The student news site of Harwood Union Middle/High School in South Duxbury, Vermont

Common Ground

The student news site of Harwood Union Middle/High School in South Duxbury, Vermont

Common Ground

The student news site of Harwood Union Middle/High School in South Duxbury, Vermont

Common Ground

Rain or Snow: Weather-Related Closures at Harwood


During your time as a student within the Harwood Union School District, you may have questioned how weather-related delays, early releases, and other closures are determined at Harwood. You might’ve even disagreed with a closure or the lack of one. The weather this school year has been rough: we’ve had several weather-related closures and two-hour delays so far this year. You might have even repeatedly checked in anticipation of more, despite minimal snow this year. We even experienced a very early release towards the end of 2023. But really, what constitutes a weather-related closure?

Weather-related closures happen for a multitude of reasons, though with Harwood being in Vermont, snowy and icy conditions, along with downed trees and power outages, are among the most common. Hence, why the term snow day is thrown around so much. Though, as shown a few months ago, closures can also happen due to other types of emergencies as well.


The Process of Closing School

The process of closing down a school may not be exactly what you think it is. In Vermont, there is only one person within each school district who has the legal authority to call weather-related closures: the superintendent. In the case of the Harwood Unified Union School District, the superintendent is Dr. Mike Leichliter. That means that whether HUHS/MS, Waitsfield Elementary, Moretown Elementary, or any other school within our district closes, Dr. Mike has to approve of it. In extreme scenarios, individuals outside of the administration can declare the school unsafe, such as the governor during a state of emergency.

In Dr. Mike’s mind, there are two types of weather-related closures: expected weather events such as a forecasted blizzard or storm, and emergency closures caused by unpredicted or unpredictable events. In Dr. Mike’s opinion, expected weather events are usually easier to deal with. “You’re monitoring, you’re prepared, and you can make a decision with a little bit of time when you wake up in the morning knowing that you want to have students in school, but you want to make sure they get there safely, so you have time to assess the damage.”

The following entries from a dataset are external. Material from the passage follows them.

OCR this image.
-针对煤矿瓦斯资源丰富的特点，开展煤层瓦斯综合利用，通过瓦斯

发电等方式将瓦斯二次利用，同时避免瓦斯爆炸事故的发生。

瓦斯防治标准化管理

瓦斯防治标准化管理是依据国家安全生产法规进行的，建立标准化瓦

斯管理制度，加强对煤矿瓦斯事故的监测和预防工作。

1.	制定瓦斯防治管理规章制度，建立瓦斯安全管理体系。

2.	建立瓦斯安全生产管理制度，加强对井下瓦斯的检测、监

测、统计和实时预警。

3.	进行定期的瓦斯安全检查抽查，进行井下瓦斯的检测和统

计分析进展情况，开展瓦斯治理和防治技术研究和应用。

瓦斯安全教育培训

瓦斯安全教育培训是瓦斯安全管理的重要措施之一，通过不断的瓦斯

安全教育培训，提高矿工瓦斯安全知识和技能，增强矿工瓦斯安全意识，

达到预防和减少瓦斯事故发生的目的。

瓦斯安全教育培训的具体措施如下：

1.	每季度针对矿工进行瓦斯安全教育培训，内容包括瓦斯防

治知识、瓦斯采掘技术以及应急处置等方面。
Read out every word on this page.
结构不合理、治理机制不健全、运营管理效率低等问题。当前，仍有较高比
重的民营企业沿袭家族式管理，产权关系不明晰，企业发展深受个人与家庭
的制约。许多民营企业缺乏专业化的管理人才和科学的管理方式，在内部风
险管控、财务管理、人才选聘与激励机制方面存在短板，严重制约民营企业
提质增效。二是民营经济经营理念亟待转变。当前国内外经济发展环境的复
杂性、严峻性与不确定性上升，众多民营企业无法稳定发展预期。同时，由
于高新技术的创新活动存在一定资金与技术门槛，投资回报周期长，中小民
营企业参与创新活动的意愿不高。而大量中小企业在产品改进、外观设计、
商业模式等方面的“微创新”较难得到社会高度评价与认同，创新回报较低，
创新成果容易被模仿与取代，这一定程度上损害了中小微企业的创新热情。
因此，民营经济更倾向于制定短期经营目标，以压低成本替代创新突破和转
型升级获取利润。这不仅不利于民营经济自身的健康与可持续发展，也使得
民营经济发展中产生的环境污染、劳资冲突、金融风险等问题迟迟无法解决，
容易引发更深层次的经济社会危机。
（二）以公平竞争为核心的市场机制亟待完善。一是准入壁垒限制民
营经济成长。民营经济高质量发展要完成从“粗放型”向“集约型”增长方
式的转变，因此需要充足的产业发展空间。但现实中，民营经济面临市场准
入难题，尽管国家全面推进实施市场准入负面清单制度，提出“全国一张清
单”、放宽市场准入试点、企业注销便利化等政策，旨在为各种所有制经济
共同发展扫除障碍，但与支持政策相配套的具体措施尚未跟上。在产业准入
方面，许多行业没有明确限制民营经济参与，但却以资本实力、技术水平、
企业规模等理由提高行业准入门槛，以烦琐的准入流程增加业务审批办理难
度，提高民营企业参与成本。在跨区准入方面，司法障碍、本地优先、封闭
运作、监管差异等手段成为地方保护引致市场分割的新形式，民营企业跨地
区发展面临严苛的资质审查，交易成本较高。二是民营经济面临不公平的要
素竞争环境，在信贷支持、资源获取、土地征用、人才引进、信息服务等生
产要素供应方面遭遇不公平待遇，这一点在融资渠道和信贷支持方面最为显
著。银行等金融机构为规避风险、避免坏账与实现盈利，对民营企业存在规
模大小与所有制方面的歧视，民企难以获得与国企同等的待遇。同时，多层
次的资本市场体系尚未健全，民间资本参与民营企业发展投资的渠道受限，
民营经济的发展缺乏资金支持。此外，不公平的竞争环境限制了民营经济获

When traveling to school is expected to be hazardous, Dr. Mike himself drives around on some of the roads surrounding Harwood to determine how safe they are to travel on. “Usually I drive down through the valley, but I’ll take different routes depending on the kind of snow it is. If it’s lighter snow and a really cold time, I’ll probably go up on some of the hills to see how that snow is impacting the condition of dirt roads. If there’s a lot of wind, I may go to an area that’s more flat where there could be a lot of drifting on the roads.”

Dr. Mike doesn’t act alone, though. Advice from Harwood’s Bus Barn and road crews also helps him decide whether or not to close school. “I consult with this person at the Bus Barn, his name is Dan Sargeant, he’s in charge [of Harwood’s busing], he always talks to the road crews. He’ll say ‘Hey, I talked to the road crews, they think we’ll be okay with a two-hour delay.’ We rely heavily on the advice from all of the town road crews.” According to Dr. Mike, Sargeant himself also scouts out the roads. Believe it or not, there is even a group chat of superintendents from surrounding districts that consult with each other if they are closing their respective schools, aiding in the process of determining school closures.

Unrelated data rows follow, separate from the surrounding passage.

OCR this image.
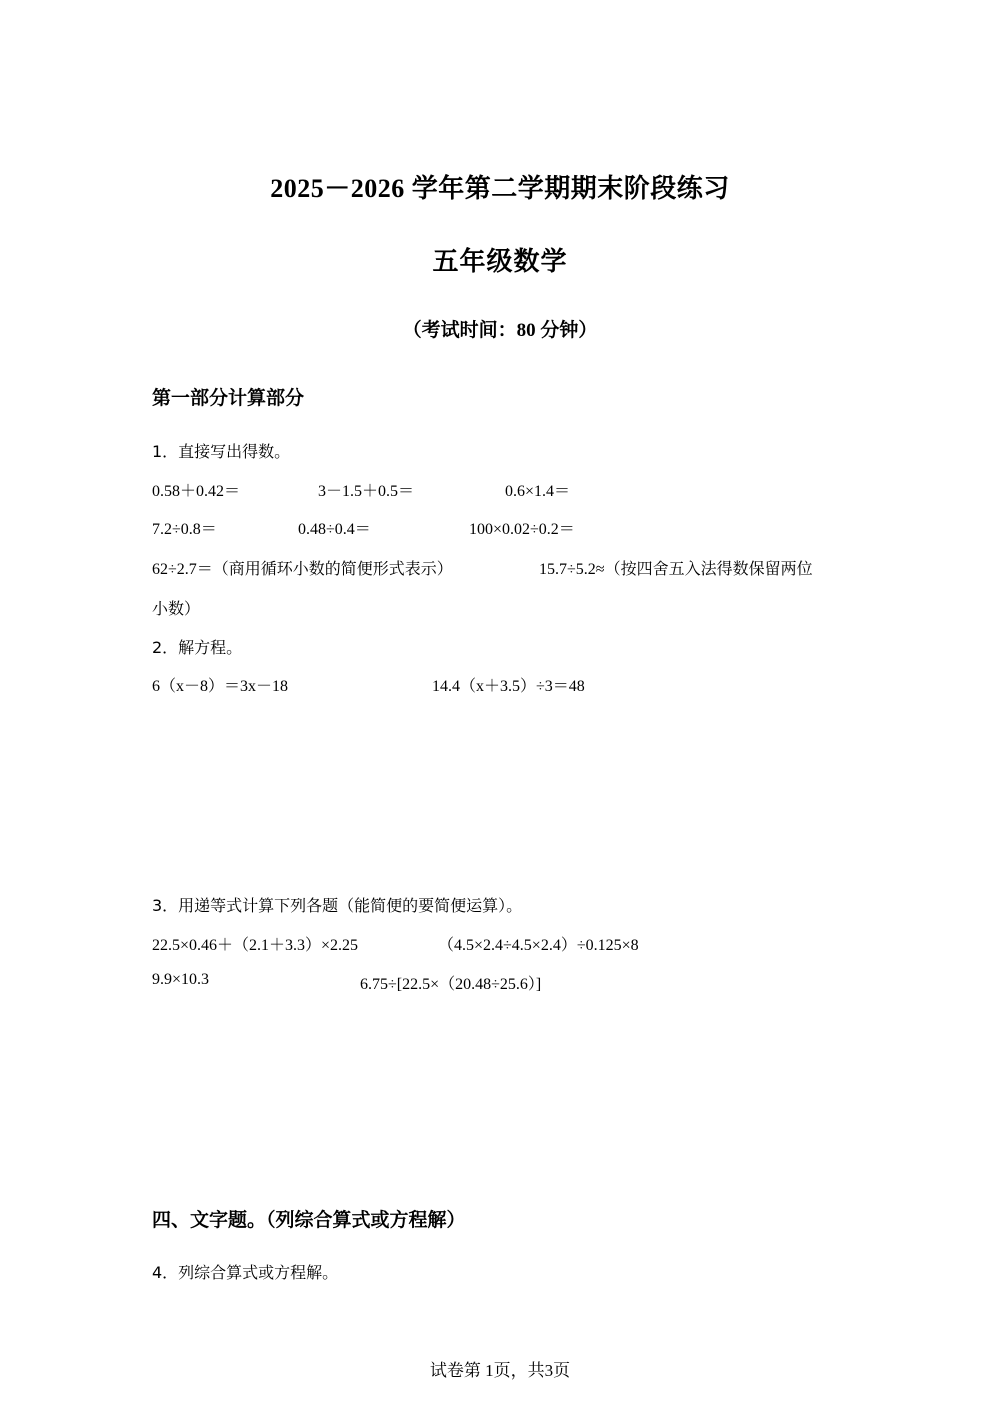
2025－2026 学年第二学期期末阶段练习
五年级数学
（考试时间：80 分钟）
第一部分计算部分
1．直接写出得数。
0.58＋0.42＝	3－1.5＋0.5＝	0.6×1.4＝
7.2÷0.8＝	0.48÷0.4＝	100×0.02÷0.2＝
62÷2.7＝（商用循环小数的简便形式表示）	15.7÷5.2≈（按四舍五入法得数保留两位
小数）
2．解方程。
6（x－8）＝3x－18	14.4（x＋3.5）÷3＝48
3．用递等式计算下列各题（能简便的要简便运算）。
22.5×0.46＋（2.1＋3.3）×2.25	（4.5×2.4÷4.5×2.4）÷0.125×8
9.9×10.3	6.75÷[22.5×（20.48÷25.6）]
四、文字题。（列综合算式或方程解）
4．列综合算式或方程解。
试卷第 1页，共3页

Making up Snow Days and Waiving Snow Days

Although snow-days seem rewarding at first, there is also the matter of making them up.  In Vermont, schools are legally obligated to have at least 175 full-length school days per school year. Typically, schools by default plan to have more than this amount of school days with Harwood having 177 school days planned for the 23/24 school year as an example. But what happens if so many days of school are missed that the threshold of 175 days is not met?

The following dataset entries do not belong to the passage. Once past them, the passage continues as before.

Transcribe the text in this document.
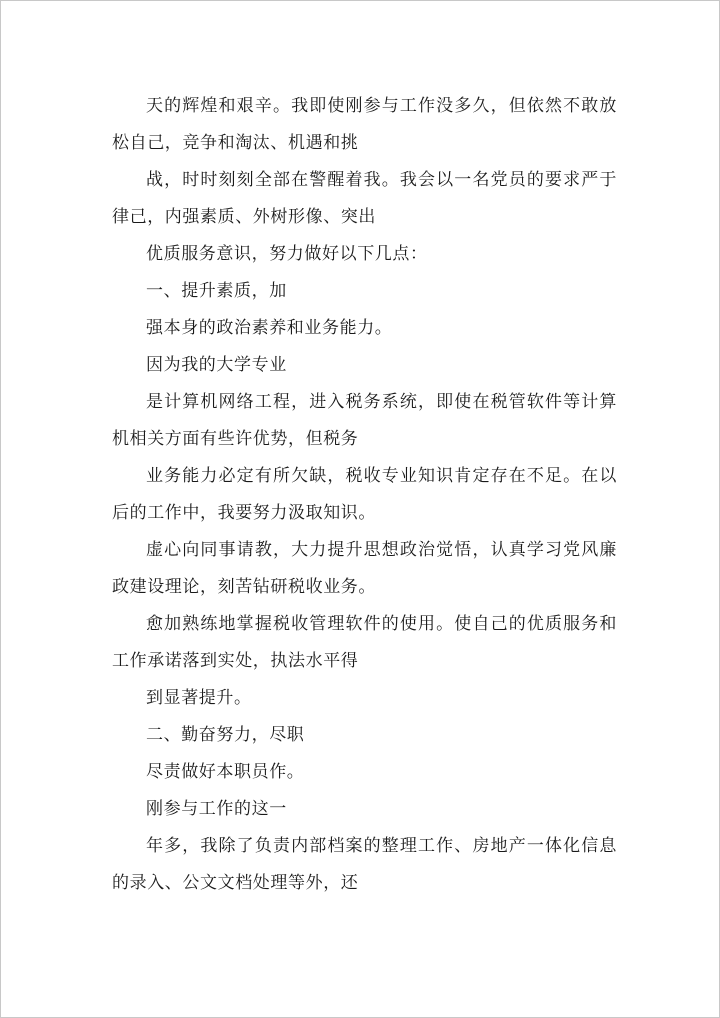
天的辉煌和艰辛。我即使刚参与工作没多久，但依然不敢放松自己，竞争和淘汰、机遇和挑

战，时时刻刻全部在警醒着我。我会以一名党员的要求严于律己，内强素质、外树形像、突出

优质服务意识，努力做好以下几点：

一、提升素质，加

强本身的政治素养和业务能力。

因为我的大学专业

是计算机网络工程，进入税务系统，即使在税管软件等计算机相关方面有些许优势，但税务

业务能力必定有所欠缺，税收专业知识肯定存在不足。在以后的工作中，我要努力汲取知识。

虚心向同事请教，大力提升思想政治觉悟，认真学习党风廉政建设理论，刻苦钻研税收业务。

愈加熟练地掌握税收管理软件的使用。使自己的优质服务和工作承诺落到实处，执法水平得

到显著提升。

二、勤奋努力，尽职

尽责做好本职员作。

刚参与工作的这一

年多，我除了负责内部档案的整理工作、房地产一体化信息的录入、公文文档处理等外，还
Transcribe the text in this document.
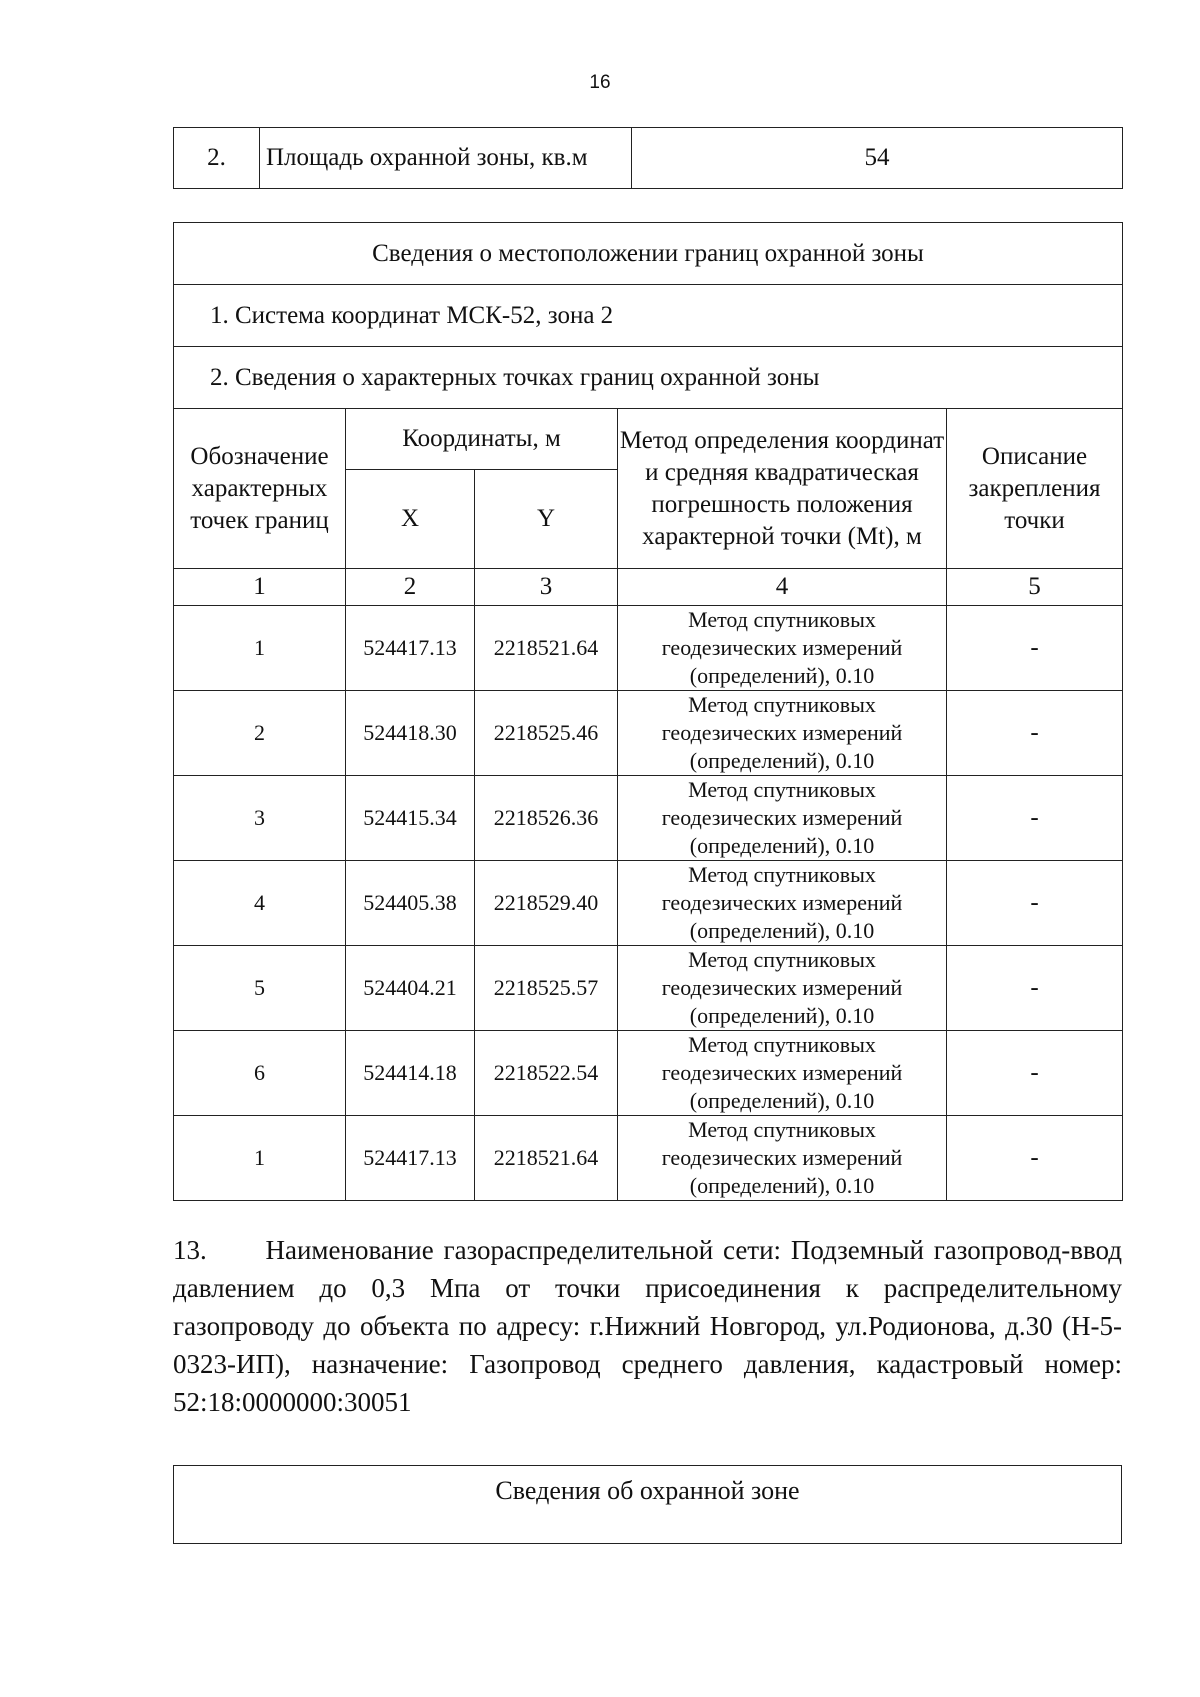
16
2.	Площадь охранной зоны, кв.м	54
Сведения о местоположении границ охранной зоны				
1. Система координат МСК-52, зона 2				
2. Сведения о характерных точках границ охранной зоны				
Обозначение характерных точек границ	Координаты, м		Метод определения координат и средняя квадратическая погрешность положения характерной точки (Mt), м	Описание закрепления точки
	X	Y		
1	2	3	4	5
1	524417.13	2218521.64	Метод спутниковых геодезических измерений (определений), 0.10	-
2	524418.30	2218525.46	Метод спутниковых геодезических измерений (определений), 0.10	-
3	524415.34	2218526.36	Метод спутниковых геодезических измерений (определений), 0.10	-
4	524405.38	2218529.40	Метод спутниковых геодезических измерений (определений), 0.10	-
5	524404.21	2218525.57	Метод спутниковых геодезических измерений (определений), 0.10	-
6	524414.18	2218522.54	Метод спутниковых геодезических измерений (определений), 0.10	-
1	524417.13	2218521.64	Метод спутниковых геодезических измерений (определений), 0.10	-

13.      Наименование газораспределительной сети: Подземный газопровод-ввод давлением до 0,3 Мпа от точки присоединения к распределительному газопроводу до объекта по адресу: г.Нижний Новгород, ул.Родионова, д.30 (Н-5-0323-ИП), назначение: Газопровод среднего давления, кадастровый номер: 52:18:0000000:30051

Сведения об охранной зоне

You’re probably familiar with the fact that up to seven extra days are added at the end of the school year to make up for the missed days. What you might not be familiar with is the fact that snow days can be waived by the state in situations that cannot be controlled. ”If you have a situation where there is some kind of emergency or natural disaster, you can ask the state to waive additional days. So for example, this year I’ll be able to apply for those two days and say that they were closures beyond our control, they were due to the flood,” Dr. Mike explained. The ability to waive missed days is great for both students and teachers, because it essentially excuses missed days throughout the school year without consequence.

It is still very important that school is open for the mandatory amount of days. You may have noticed that in almost all scenarios where there’s a closure within the school district, all other schools within the district will close as well. There are multiple reasons for this, such as consistency between the number of running days between all of the Harwood Unions School District schools, but more importantly because dangerous weather conditions will likely be present and consistent in most towns included in our district anyway.

Even though the stay of the snowy weather seems to have been cut short this year, there’s still a chance there might be more weather-related closures throughout the year. Who knows? With the way this winter has been, a mud day seems to be likely.